Lee’s attitude to the Grenville ministry was the guarded one of his Beresford patrons, with quirks of his own, partly derived from Addington’s return to office. On 27 Feb. 1806 he directed the House to rule out motions without previous notice. He was a critic of the election treating bill in March, but supported the interchange of the Irish militia and voted for the repeal of the Additional Force Act, 30 Apr. On 6 May he explained that he approved of the government’s new military plan, except for limited enlistment. He had also criticized Paull’s case against the Marquess of Wellesley’s conduct in India, 28 Apr., and next day was teller on the government side on the election expenses bill. In mid May 1806 he left town, on which Fox commented ‘he ought to perceive that he is not regarded in the same manner as he would be, if he had stayed’.9

Lee gave up a contest for the county in 1806. He was then out of Parliament, and though he was mentioned as a candidate for the county in 1807, and again heard of in Ireland lecturing the Catholics on their gaffe in refusing to accept the veto, and falsely rumoured to be standing for Waterford city in 1812, he eventually settled in Devonshire.
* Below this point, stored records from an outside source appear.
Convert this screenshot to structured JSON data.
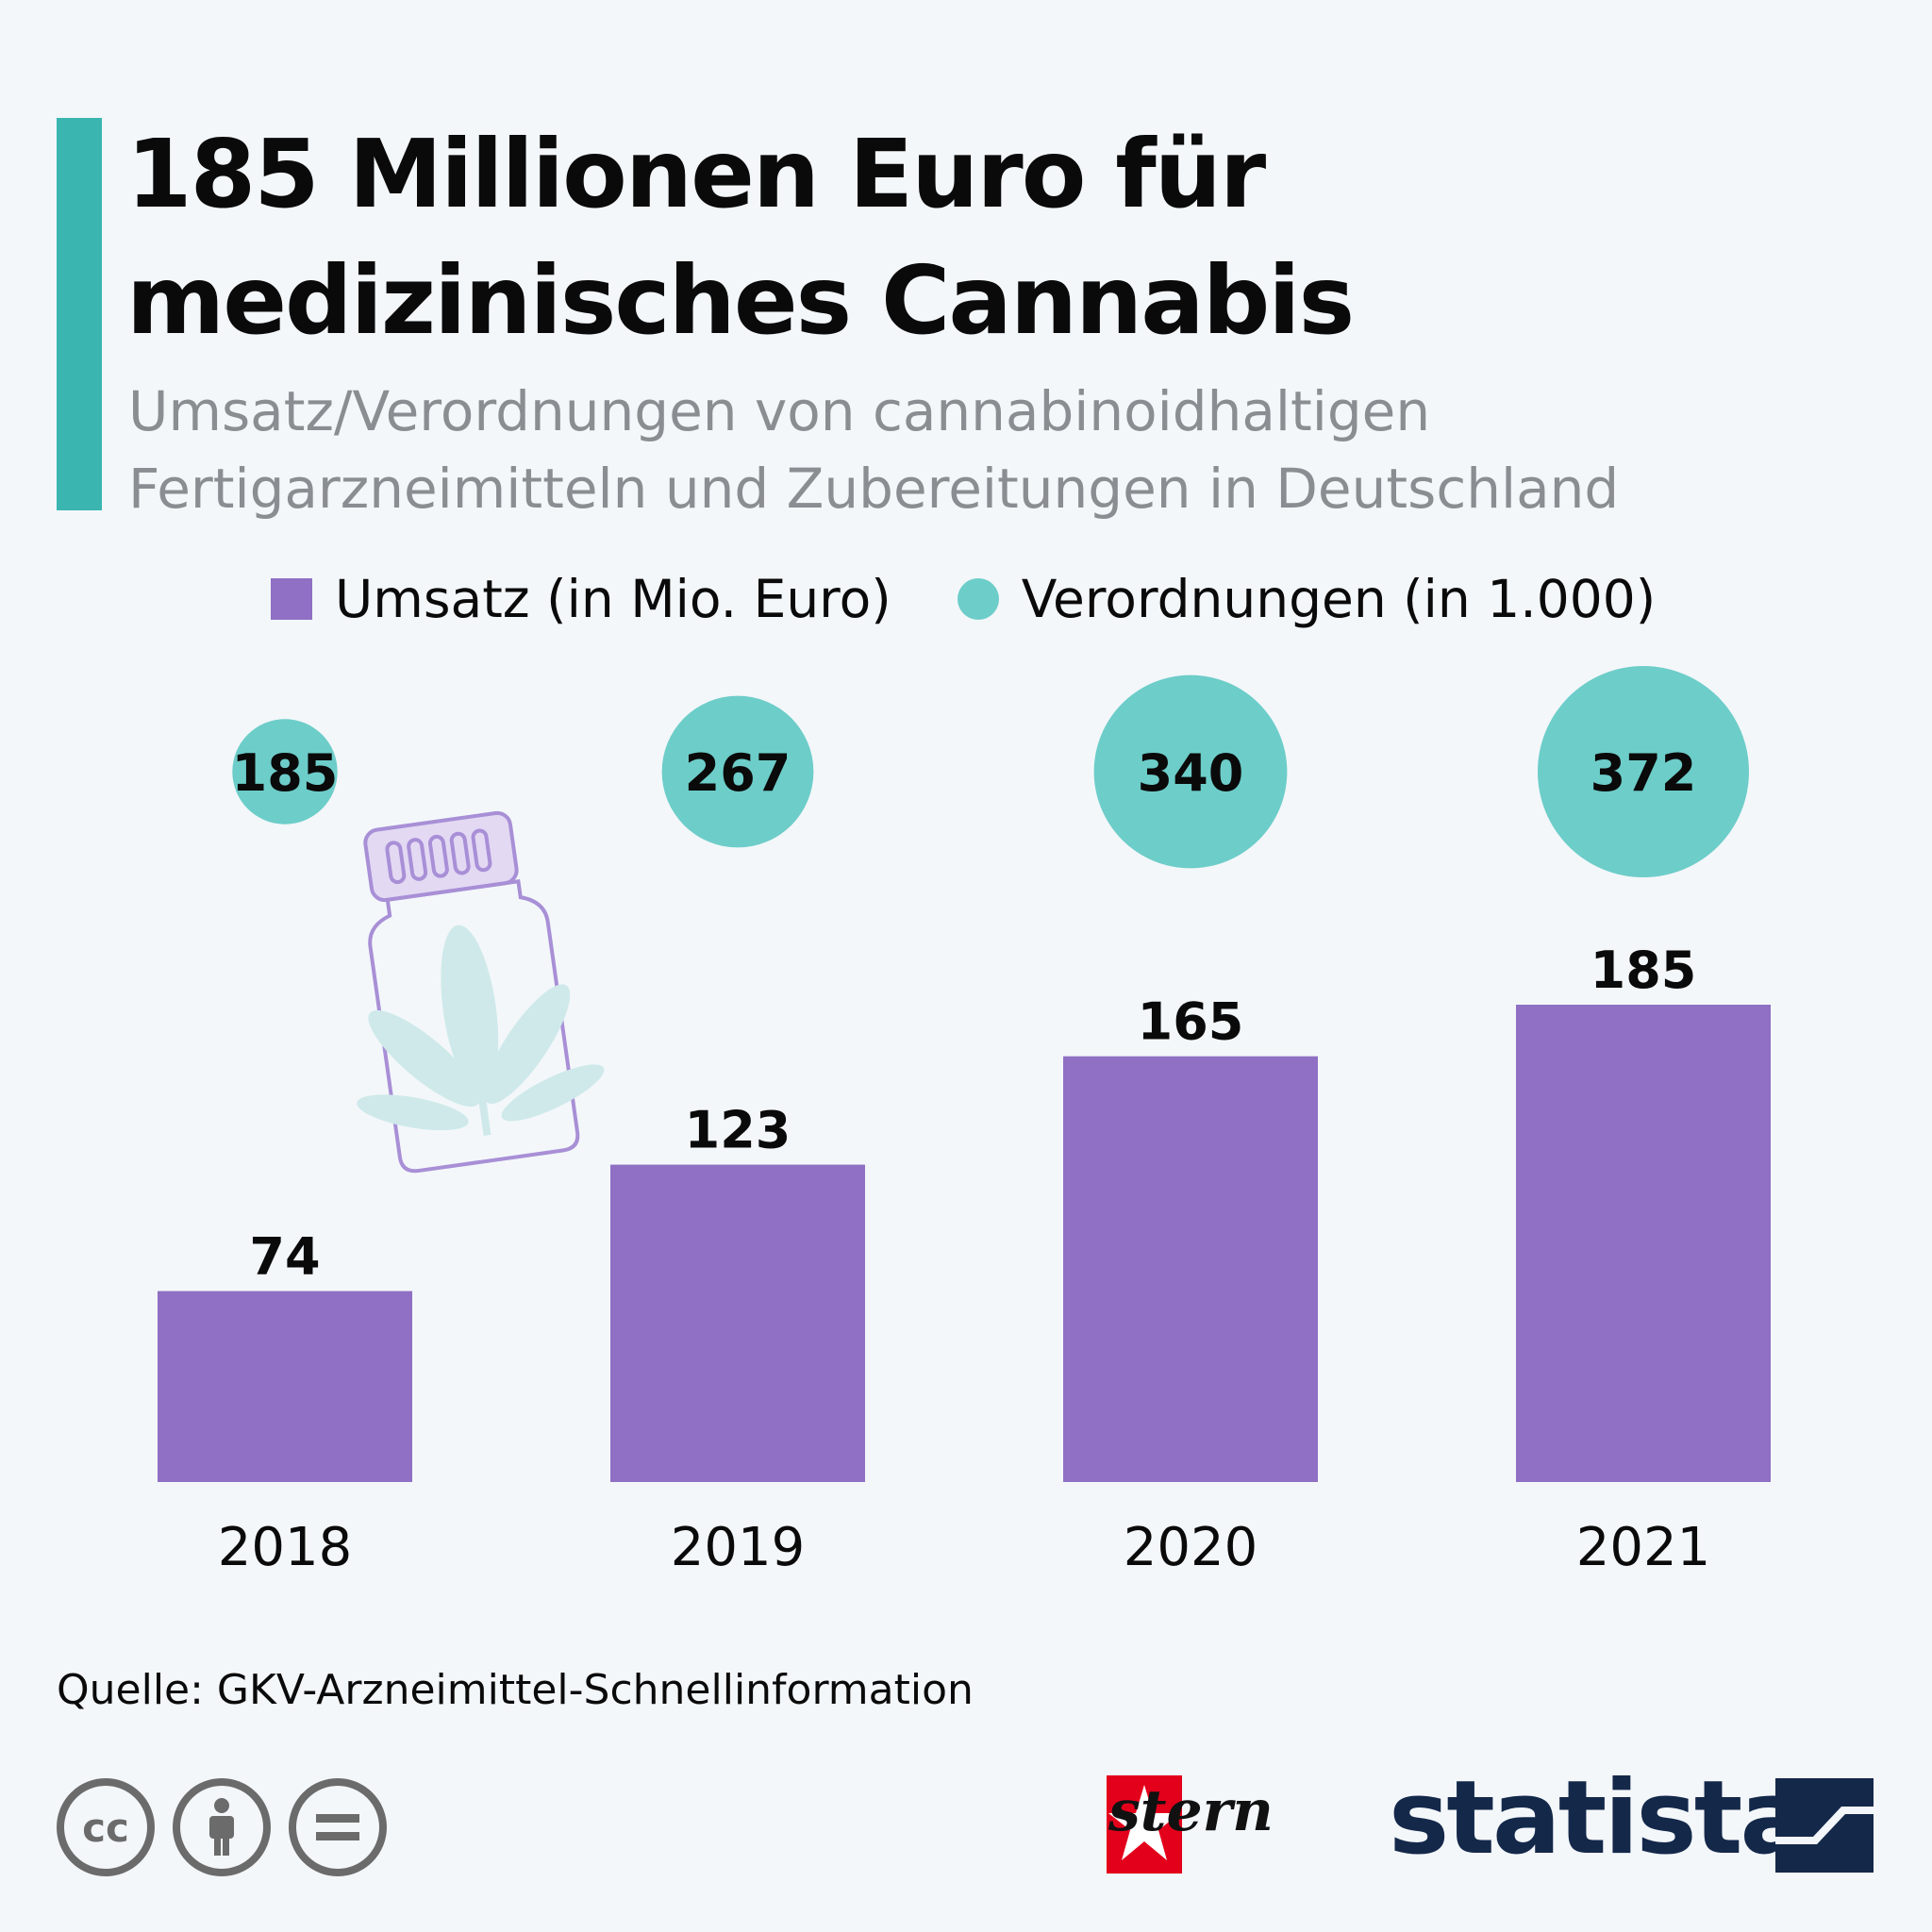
{
  "header": {
    "title": "185 Millionen Euro für medizinisches Cannabis",
    "subtitle": "Umsatz/Verordnungen von cannabinoidhaltigen Fertigarzneimitteln und Zubereitungen in Deutschland"
  },
  "legend": {
    "umsatz": "Umsatz (in Mio. Euro)",
    "verordnungen": "Verordnungen (in 1.000)"
  },
  "colors": {
    "bar": "#8f70c4",
    "bubble": "#6dcdc9",
    "accent": "#3ab5b0",
    "background": "#f3f7fa"
  },
  "chart_data": {
    "type": "bar",
    "categories": [
      "2018",
      "2019",
      "2020",
      "2021"
    ],
    "series": [
      {
        "name": "Umsatz (in Mio. Euro)",
        "type": "bar",
        "values": [
          74,
          123,
          165,
          185
        ]
      },
      {
        "name": "Verordnungen (in 1.000)",
        "type": "bubble",
        "values": [
          185,
          267,
          340,
          372
        ]
      }
    ],
    "title": "185 Millionen Euro für medizinisches Cannabis",
    "xlabel": "",
    "ylabel": "",
    "grid": false,
    "legend_position": "top"
  },
  "footer": {
    "source": "Quelle: GKV-Arzneimittel-Schnellinformation",
    "stern": "stern",
    "statista": "statista",
    "license_icons": [
      "cc-icon",
      "by-icon",
      "nd-icon"
    ]
  }
}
Thence he wrote to Lord Sidmouth, 20 Oct. 1817, asking him to assist him in his ambition to come in for Totnes at the next election.10 Nothing came of this, and Lee was dead by 1822.

Ref Volumes: 1790-1820

Author: Arthur Aspinall

Notes

  • 1. HO 100/94, Castlereagh to Portland, 9 June [1800]; Add. 35711, f. 53; 35781, ff. 32, 50.
  • 2. PRO 30/8/325, f. 78; Add. 35711, f. 53.
  • 3. Leveson Gower, i. 309; Chatsworth mss, Duchess of Devonshire jnl. 5 Nov. 1801; Colchester, i. 377; PRO 30/9/1, pt. 2/1, Addington to Abbot, 16 Oct. 1801, 11 Jan. 1802; pt. 3/3, Lee to same [2 Nov.], 10 Nov. 1801, 16 Feb.; Wickham mss 5/6, Wickham to Redesdale, 26 Apr. 1802; Add. 35713, f. 92.
  • 4. Wickham mss 5/3, Wickham to Lee, 18 Oct. 1802; Add. 35772, ff. 63, 64; 35785, f. 54.
  • 5. Wickham mss 5/21, Wickham to Hardwicke, 5 May 1803.
  • 6. Sidmouth mss, Lee to Addington, 18 Nov., Wickham to same, 11 Dec. 1803; Add. 35777, f. 85; Wickham mss 5/45, Nepean to Wickham, 24 Mar. 1804; Corresp. Rt. Hon. J. Beresford, ii. 288; Kent AO, Stanhope mss 763/2 (co. Waterford).
  • 7. Add. 35715, f. 51, 84, 92.
  • 8. Add. 31230, f. 24; 35710, f. 106; 35757, f. 299; 49188, f. 200.
  • 9. NLS mss 12920, Fox to Elliot [May 1806].
  • 10. HMC Fortescue, viii. 297, 312; ix. 227-8; Add. 40222, f. 93; Sidmouth mss, Lee to Sidmouth, 11 Apr. 1812, 20 Oct. 1817.